Let’s say that we flipped 100 coins and observed 70 heads. We would like to use these data to test the hypothesis that the true probability is 0.5. First let’s generate our data, simulating 100,000 sets of 100 flips. We use such a large number because it turns out that it’s very rare to get 70 heads, so we need many attempts in order to get a reliable estimate of these probabilties. This will take a couple of minutes to complete.


import numpy as np
import pandas as pd

num_runs = 10000


def toss_coins_and_count_heads(num_coins=100, p_heads=0.5):
    """
    flip a coin num_coins times and return number of heads
    """

    flips = np.random.rand(num_coins) > (1 - p_heads)
    return(np.sum(flips))

    
flip_results_df = pd.DataFrame({'n_heads': np.zeros(num_runs)})

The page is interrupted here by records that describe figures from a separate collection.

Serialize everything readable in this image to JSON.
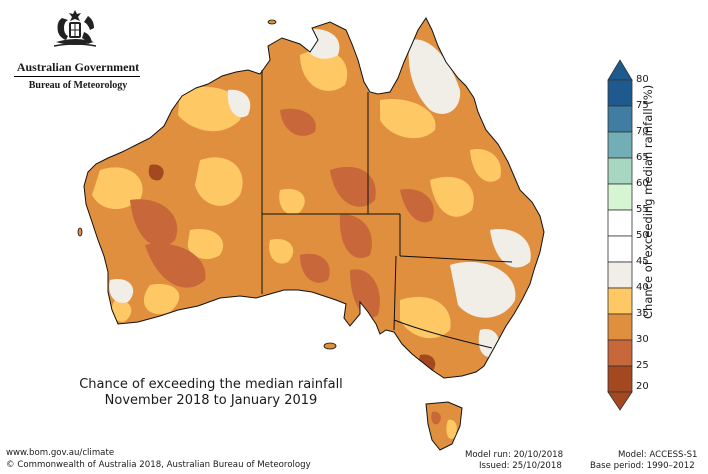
{
  "header": {
    "government": "Australian Government",
    "agency": "Bureau of Meteorology"
  },
  "map": {
    "caption_line1": "Chance of exceeding the median rainfall",
    "caption_line2": "November 2018 to January 2019"
  },
  "legend": {
    "title": "Chance of exceeding median rainfall (%)",
    "ticks": [
      "80",
      "75",
      "70",
      "65",
      "60",
      "55",
      "50",
      "45",
      "40",
      "35",
      "30",
      "25",
      "20"
    ],
    "colors": {
      "band_75_80": "#1f5a8f",
      "band_70_75": "#3f7ea2",
      "band_65_70": "#72aeb5",
      "band_60_65": "#a7d7c0",
      "band_55_60": "#d6f5d2",
      "band_50_55": "#ffffff",
      "band_45_50": "#ffffff",
      "band_40_45": "#f1ede7",
      "band_35_40": "#fec865",
      "band_30_35": "#df8f3e",
      "band_25_30": "#c8683a",
      "band_20_25": "#a4491f"
    }
  },
  "footer": {
    "website": "www.bom.gov.au/climate",
    "copyright": "© Commonwealth of Australia 2018, Australian Bureau of Meteorology",
    "model_run": "Model run: 20/10/2018",
    "issued": "Issued: 25/10/2018",
    "model": "Model: ACCESS-S1",
    "base_period": "Base period: 1990–2012"
  }
}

for run in range(num_runs):
    flip_results_df.loc[run, 'n_heads'] = toss_coins_and_count_heads()

Now we can compute the proportion of samples from the distribution observed when the true proportion of heads is 0.5.

import scipy.stats

pvalue = 100 - scipy.stats.percentileofscore(flip_results_df, 0.7) 
pvalue
100.0

For comparison, we can also compute the p-value for 70 or more heads based on a null hypothesis of \(P_{heads}=0.5\), using the binomial distribution.

compute the probability of 69 or fewer heads, when P(heads)=0.5


p_lt_70 = scipy.stats.binom.cdf(k=69, n=100, p=0.5)
p_lt_70
0.999960749301772

the probability of 70 or more heads is simply the complement of p_lt_70


p_ge_70 = 1 - p_lt_70
p_ge_70
#
3.925069822796612e-05

Simulating p-values

In this exercise we will perform hypothesis testing many times in order to test whether the p-values provided by our statistical test are valid. We will sample data from a normal distribution with a mean of zero, and for each sample perform a t-test to determine whether the mean is different from zero. We will then count how often we reject the null hypothesis; since we know that the true mean is zero, these are by definition Type I errors.


num_runs = 5000


# create a function that will take a sample
# and perform a one-sample t-test
def sample_ttest(sampSize=32):
    """
    perform a ttest on random data of n=sampSize
    """

    ttresult = scipy.stats.ttest_1samp(np.random.normal(loc=0.0, scale=1.0, size=sampSize), 0)
    return(ttresult.pvalue)


# create input data frame for the function
sim_results_df = pd.DataFrame({'p_value': np.zeros(num_runs)})

# perform simulations
for run in range(num_runs):
    sim_results_df.loc[run, 'p_value'] = sample_ttest()

p_error = sim_results_df.loc[sim_results_df['p_value'] < 0.05].mean(axis=0)
p_error
p_value    0.023772
dtype: float64

We should see that the proportion of samples with p < .05 is about 5%.